Özel'in fikirsel açıdan geçmişten bugüne tutarlı bir yol izlediği ve bu konuda istikrarlı bir şekilde kafa yorduğu konusunda hakkını teslim etmek gerekiyor. Hatırlayalım: Özel, Yunus Emre'nin "Kılıçdaroğlu Doktrini" kitabında da aynı siyasi istikameti işaret etmiş ve bugün "yatay siyaset" adını verdiği yaklaşımı Kemal Kılıçdaroğlu'nun temsil ettiğini ileri sürmüştü.

İkinci soru CHP'nin birliğine dair: Öne çıkan lider alternatifi, vaat ettiği değişimden sonra partiyi bir arada tutabilecek mi? 

Açıkçası yola "kuşak değişikliği" vurgusuyla çıkmış, parti içinde; tutucu, değişim/yenilenme karşıtı, statükocu adını verdikleri, aslında olmayan bir rakiple savaşan bir anlayışın birleştirici olacağı konusunda soru işaretleri var. Tam da bir yerel seçime doğru gittiğimiz böylesi bir konjonktürde, parti hafızamızda yer etmiş 1994 yerel seçimlerini anımsamadan edemiyorum. Partiler de insanlar gibi öğrenirler; ancak, öğrendiklerini de hatırlamalıdırlar. Öyleyse hatırlayalım: 1989 yerel seçimlerinde kesin zafer elde ederek bütün önemli belediyeleri kazanmış sosyal demokratlar 1994'te birbirine düşünce, Erdoğan ve Gökçek aradan sıyrılmış ve belediye başkanlıklarını yüzde 25'lik oylarla almışlardı. Bu belki de yakın dönem siyasi tarihimizi etkileyen en önemli stratejik hatalardan biriydi. Sözün özü, bugün de tıpkı o gün gibi, sosyal demokratların birliği ve partide kalıcı bir hizipleşmenin oluşmaması son derece kritik bir öneme sahip.

Üçüncü soru CHP'nin bağımsızlığına dair: Öne çıkan lider alternatifi partinin bağımsız çizgisini korumayı başarabilecek mi?
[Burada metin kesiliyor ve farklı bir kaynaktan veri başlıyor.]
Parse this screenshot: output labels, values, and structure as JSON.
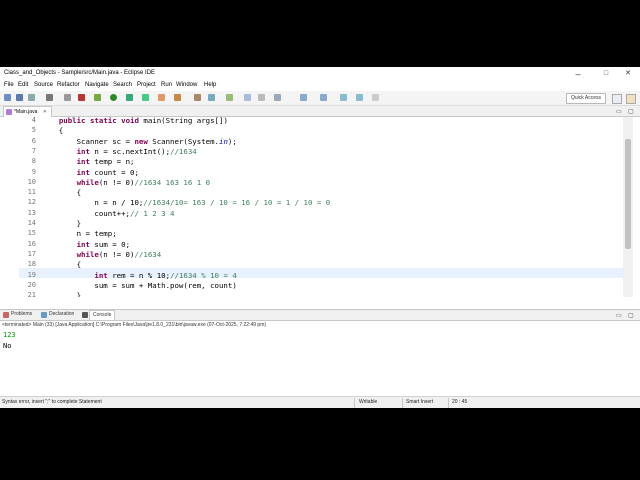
{
  "window": {
    "title": "Class_and_Objects - Sample/src/Main.java - Eclipse IDE",
    "controls": {
      "minimize": "–",
      "maximize": "□",
      "close": "✕"
    }
  },
  "menu": [
    "File",
    "Edit",
    "Source",
    "Refactor",
    "Navigate",
    "Search",
    "Project",
    "Run",
    "Window",
    "Help"
  ],
  "toolbar": {
    "quick_access": "Quick Access"
  },
  "editor": {
    "tab_label": "*Main.java",
    "lines": [
      {
        "num": "4",
        "text": "    public static void main(String args[])"
      },
      {
        "num": "5",
        "text": "    {"
      },
      {
        "num": "6",
        "text": "        Scanner sc = new Scanner(System.in);"
      },
      {
        "num": "7",
        "text": "        int n = sc.nextInt();//1634"
      },
      {
        "num": "8",
        "text": "        int temp = n;"
      },
      {
        "num": "9",
        "text": "        int count = 0;"
      },
      {
        "num": "10",
        "text": "        while(n != 0)//1634 163 16 1 0"
      },
      {
        "num": "11",
        "text": "        {"
      },
      {
        "num": "12",
        "text": "            n = n / 10;//1634/10= 163 / 10 = 16 / 10 = 1 / 10 = 0"
      },
      {
        "num": "13",
        "text": "            count++;// 1 2 3 4"
      },
      {
        "num": "14",
        "text": "        }"
      },
      {
        "num": "15",
        "text": "        n = temp;"
      },
      {
        "num": "16",
        "text": "        int sum = 0;"
      },
      {
        "num": "17",
        "text": "        while(n != 0)//1634"
      },
      {
        "num": "18",
        "text": "        {"
      },
      {
        "num": "19",
        "text": "            int rem = n % 10;//1634 % 10 = 4"
      },
      {
        "num": "20",
        "text": "            sum = sum + Math.pow(rem, count)"
      },
      {
        "num": "21",
        "text": "        }"
      }
    ]
  },
  "console": {
    "tabs": [
      "Problems",
      "Declaration",
      "Console"
    ],
    "terminated": "<terminated> Main (33) [Java Application] C:\\Program Files\\Java\\jre1.8.0_231\\bin\\javaw.exe (07-Oct-2025, 7:22:49 pm)",
    "output": [
      "123",
      "No"
    ]
  },
  "status": {
    "message": "Syntax error, insert \";\" to complete Statement",
    "writable": "Writable",
    "insert_mode": "Smart Insert",
    "position": "20 : 45"
  },
  "colors": {
    "keyword": "#7f0055",
    "comment": "#3f7f5f",
    "field": "#0000c0",
    "input": "#00a000"
  },
  "icons": [
    "eclipse-icon",
    "java-file-icon",
    "console-icon",
    "problems-icon",
    "declaration-icon",
    "perspective-icon"
  ]
}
Arkadaşlarımızın önemli yanılgılarından biri de CHP'de değişimin kendileriyle başlayacağını düşünmeleri. Halbuki CHP, değişmeyi ve yenilenmeyi her zaman başarabilen bir parti. Öte yandan CHP'yi yerinde saymaya, farklı toplumsal kesimlere kapalı kalmaya mahkûm etmek isteyen reaksiyoner ve statükocu bir çizginin varlığı şüphe götürmez. Hal böyleyken CHP'ye dışarıdan dayatılan tasarımlardan etkilenmeyecek, kendi bağımsız çizgisini izleyerek toplumun tüm kesimlerine seslenen bir siyasi hattı sürdürecek bir yönetim anlayışı yaşamsal önemdedir. 

Dört ilke

CHP gibi köklü bir partide duyguları okşayan parlak sözler değil, ileri görüşlü fikirler önem taşır. Partimiz için asıl kılavuz şahıslar değil, ilkeler olmalıdır. Bu ilkeler bizi, bir ismin yerine bir başkasını geçirmenin ötesinde fikirsel bir temeli olan bir yenilenmeye götürecek; siyasetin değişen koşullarına uyum sağlarken partimizin farklı unsurlarını bir arada tutacak; bugüne kadar bize oy vermemiş kesimler ile partimizi buluştururken CHP'nin kimliğini koruyacak bir müdahalenin temel zeminini oluşturacaktır. Bu zeminde yol gösterici olacak dört ilkeyi şu şekilde ortaya koyabiliriz: 

1) Lidere göre parti değil, partiye göre lider: Siyasi partilerde lider değişikliğinin ilgi ve sonuç doğurması kaçınılmaz. Asıl mesele bu ilginin kalıcı, bu sonucun da etkili ve sürdürülebilir olmasıdır. Bu bakımdan lider değişikliğinin kısa vadeli etkileri ile uzun vadeli etkilerini ayırt etmek gerekir. Her değişiklik insanlarda bir merak uyandırır ve bu yüzden de ilgi odağı haline gelir. Lider değişikliklerinde de yeni liderin kişiliği, geçmişi, ailesi ve tabii vizyonu merak konusu haline gelir. Halkta oluşan bu merak duygusu, medyayı da söz konusu değişime bir hayli zaman ayırmaya sevk eder. Ancak unutulmamalıdır ki merak çok hızlı tatmin olan bir duygudur ve bu aşamadan sonra uzun vadeli faktörler devreye girer. Bu bakımdan en çok dikkat edilmesi gereken iki faktör, lider profilinin örgütün genel imajına uygunluğu ve daha da önemlisi toplumun ihtiyaçlarına cevap verebilme kabiliyetidir. Eğer bu iki faktör etkili olamamışsa, üç beş aydan sonra kimse "yeni" liderin yüzüne bile bakmaz. Bu ciddi bir risktir. 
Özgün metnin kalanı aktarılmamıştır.